Story: Puketapu, Ihaia Porutu
Page 1 - Puketapu, Ihaia Porutu
Puketapu, Ihaia Porutu
Te Ati Awa leader, butcher, roading contractor, labourer
This biography was written by Te Rira Puketapu and was first published in the Dictionary of New Zealand BiographyVolume 5, 2000
Ihaia Porutu Puketapu was a prominent leader of Te Ati Awa of the Wellington and Hutt Valley districts. He was born at Waiwhetu in the Hutt Valley on 7 February 1887, the eldest of four brothers and one sister. His father, Hapi Tutua Puketapu, and mother, Mihi Korama Woodgate, both belonged to Te Matehou, Hamua, and Puketapu hapu of Te Ati Awa. Ihaia’s mother was also of English lineage, being a grand-daughter of James ‘Worser’ Heberley, a well-known identity during the early European settlement of Wellington. One of Ihaia’s paternal great-grandfathers was Te Rira Porutu of Te Matehou, a principal leader at Pipitea pa and a signatory to the Treaty of Waitangi. His wife, Te Awa, was closely related to the Taranaki prophet Te Whiti-o-Rongomai.
As a young man of 18 or 19, Ihaia was taken to Te Whiti and other elders of Parihaka in Taranaki to learn the ancient teachings and philosophies of his people. This period was to have a strong influence on the rest of his life because of a prophecy given to him by Te Whiti which he took to mean that he was to carry out Te Whiti’s mission of creating goodwill and co-operation between the Maori and Pakeha of Wellington. Fulfilment of this sacred trust was his dream for 50 years.

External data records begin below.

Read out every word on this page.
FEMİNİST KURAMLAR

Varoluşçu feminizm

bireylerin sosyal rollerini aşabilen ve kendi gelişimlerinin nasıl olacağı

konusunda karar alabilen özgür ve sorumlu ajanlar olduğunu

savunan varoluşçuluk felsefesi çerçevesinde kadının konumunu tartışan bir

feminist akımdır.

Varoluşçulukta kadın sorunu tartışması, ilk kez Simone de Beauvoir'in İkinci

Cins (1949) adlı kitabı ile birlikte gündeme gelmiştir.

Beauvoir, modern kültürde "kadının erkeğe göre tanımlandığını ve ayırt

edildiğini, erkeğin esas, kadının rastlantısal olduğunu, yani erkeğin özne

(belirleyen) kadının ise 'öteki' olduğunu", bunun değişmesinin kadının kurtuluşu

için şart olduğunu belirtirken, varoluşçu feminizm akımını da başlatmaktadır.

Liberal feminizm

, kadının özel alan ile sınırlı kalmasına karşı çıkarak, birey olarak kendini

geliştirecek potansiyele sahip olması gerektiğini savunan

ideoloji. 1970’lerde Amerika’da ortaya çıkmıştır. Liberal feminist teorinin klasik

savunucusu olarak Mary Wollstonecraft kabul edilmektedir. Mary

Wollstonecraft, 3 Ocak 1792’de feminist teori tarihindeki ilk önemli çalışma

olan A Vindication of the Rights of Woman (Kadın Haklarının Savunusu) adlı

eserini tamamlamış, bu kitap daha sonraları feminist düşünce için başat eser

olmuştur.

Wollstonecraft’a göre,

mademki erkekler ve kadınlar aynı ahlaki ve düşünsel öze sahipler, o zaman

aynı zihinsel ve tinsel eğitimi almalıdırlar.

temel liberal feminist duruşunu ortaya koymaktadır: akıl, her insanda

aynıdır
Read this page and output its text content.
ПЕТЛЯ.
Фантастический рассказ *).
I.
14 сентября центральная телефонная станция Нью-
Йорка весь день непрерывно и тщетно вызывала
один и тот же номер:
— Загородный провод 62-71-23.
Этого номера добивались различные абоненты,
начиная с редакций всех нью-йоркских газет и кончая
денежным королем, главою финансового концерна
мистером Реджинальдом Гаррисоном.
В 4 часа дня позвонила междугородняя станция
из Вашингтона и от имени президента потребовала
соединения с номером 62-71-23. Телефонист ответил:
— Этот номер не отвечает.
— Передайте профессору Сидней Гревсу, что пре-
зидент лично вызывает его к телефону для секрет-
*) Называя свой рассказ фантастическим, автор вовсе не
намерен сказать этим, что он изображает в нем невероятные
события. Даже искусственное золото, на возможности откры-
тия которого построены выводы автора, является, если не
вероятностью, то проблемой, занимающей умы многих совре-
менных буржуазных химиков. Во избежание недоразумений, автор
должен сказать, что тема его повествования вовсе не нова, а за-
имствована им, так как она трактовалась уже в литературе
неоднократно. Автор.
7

Much of Puketapu’s working life was spent as a freezing-works butcher, roading contractor and, in later years, a building labourer. He was associated with the New Zealand Labour Party in its formative years and was to develop close friendships with Maori MPs and leaders such as Peter Fraser and Walter Nash. As a member of the first Labour government’s Maori advisory committee, his influence was felt among parliamentarians and government officials. He was involved in the push for recognition of Maori rights that resulted in the Maori Social and Economic Advancement Act 1945.
In 1937 the government proposed taking Te Ati Awa’s land at Waiwhetu to subdivide for state housing. The proposal was abandoned when Puketapu was able to prove that the land was one of the blocks set aside for Maori at the time of the New Zealand Company’s purchase of the Hutt Valley. The land was subsequently taken under the Public Works Act 1928 in 1942–43. Puketapu then entered into negotiations with the government, which agreed to build state houses for Maori living on it. Puketapu firmly resisted plans to scatter these houses among the Pakeha community and insisted that his people be kept together. He won his point, and 24 houses were constructed.
In the late 1940s many young Maori began to move into the Hutt Valley in search of employment. The Te Aroha (Hutt Valley) Maori Association was founded to organise sporting and cultural activities for them. This led to a vigorous revival of inter-tribal relationships in the Wellington area. Puketapu saw that the growing community needed a focal point, and the association began raising funds to build a meeting house. The Te Aroha Maori Concert Party held fund-raising concerts and help was enlisted from the local MP, Walter Nash, and from service clubs. The framework of the building was completed in May 1959, and the work of providing carvings and tukutuku panels began. Some of these came from the house built for the New Zealand Centennial Exhibition in 1940, but many new ones were provided by a team of carvers headed by Hone Taiapa of Ngati Porou and by tukutuku and whariki (mat) weavers supervised by Ngaroahiahi Waiwai of Tuhoe and Roa Wharepouri, a step-daughter of Apirana Ngata.
The house, named Arohanui ki te Tangata, was the fulfilment of the prophecy given to Puketapu by Te Whiti half a century earlier. The carved figures around the fence represented the principal migration canoes, making it a house for all Maori; the contributions to its building made by the Pakeha community meant that it was also a house for both races. Its interior included free-standing carvings representing Te Whiti and his fellow prophet, Tohu Kakahi. The house was officially opened in September 1960, the year in which Puketapu was made an OBE for his service to the Maori people.
Ihaia Puketapu married twice. His first wife, Amiria Ake Ake, whom he had married at Hawera about 1907, died in 1916. On 15 March 1930, at Wellington, he married Vera May Yeates. Puketapu died at Lower Hutt on 1 July 1971. He was survived by his second wife, six of seven daughters and three sons.